The term “Barbary’ is an adjective that refers to the inhabitants of the coastal regions of North Africa. The ethnic group indigenous to this region are commonly known as Berbers. During the times of the Roman and Greek empires, people who spoke different languages were considered barbarians.
The definition of a Barbarian is as follows, a member of a community or tribe not belonging to one of the great civilizations (Greek, Roman, Christian).
To the Greeks and Romans, those of different ethnicities and cultures spoke gibberish that sounded like they were saying “bar bar bar” when they spoke. In a nutshell, to English speakers, this is like calling a person who speaks another language “Blahrians” because their language sounds like “blah blah blah” and we don’t understand it. In the 7th century, the Arabs introduced their new religion, Islam, and the Arabic language to Northern Africa.
(A Barbary pirate, Pier Francesco Mola 1650)
They also used the word “Berber” (the Arabian variant of Barbarian) to refer to those who were not of their culture. The term “Turk” was often used to describe the ethnicity of these pirates. However, this was a misnomer, Turks were from Turkey. During the Barbary raids, few westerners understood the difference between an Ottoman Turk, a Berber, and an Arab.

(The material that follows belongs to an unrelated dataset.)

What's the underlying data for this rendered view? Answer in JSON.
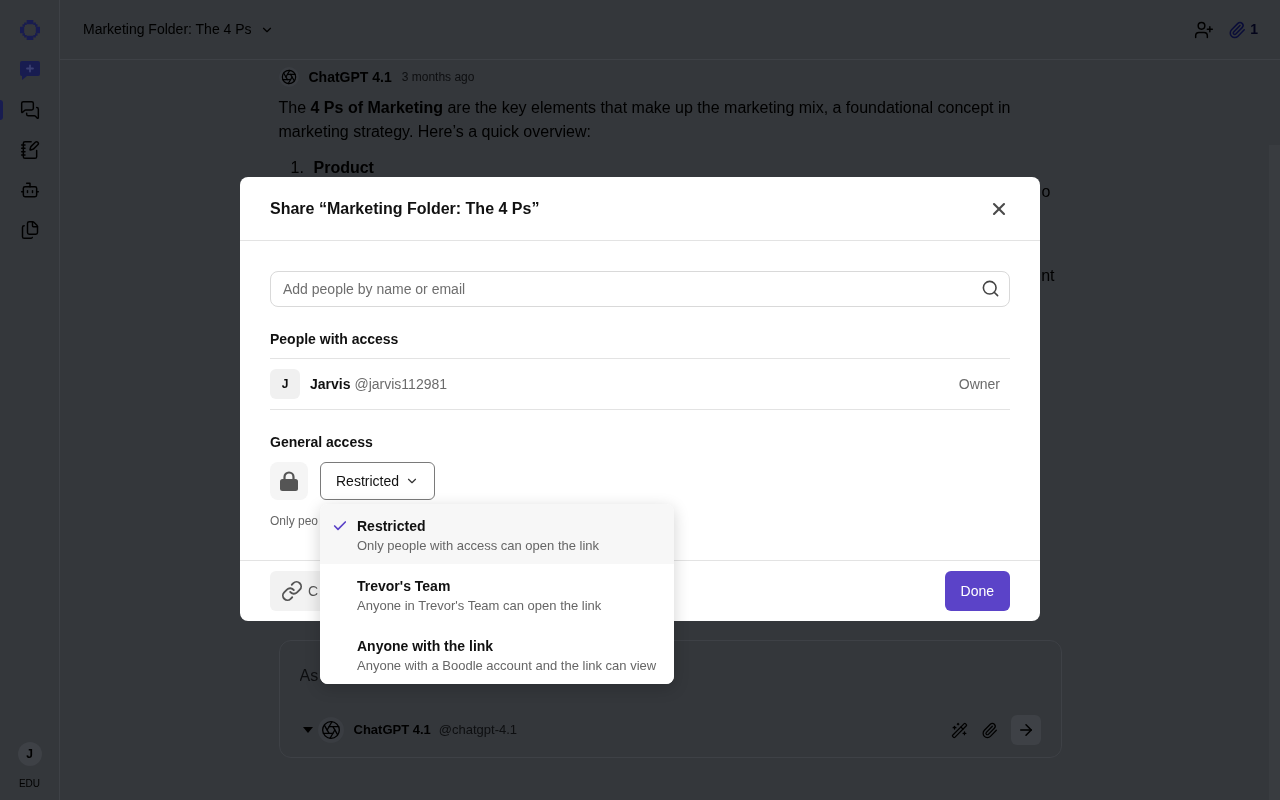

The term Barbary stuck when Arab invaders conquered various North African territories in the 7th century. Consequently, European cartographers would name this area the Barbary Coast or “Barbaria.” This area would become more and more distinguished from the rest of the Arab world from the beginning to the end of the Ottoman Era. The Ottomans relied on the inhabitants in this area for diplomacy and raiding after losing control of the Mediterranean.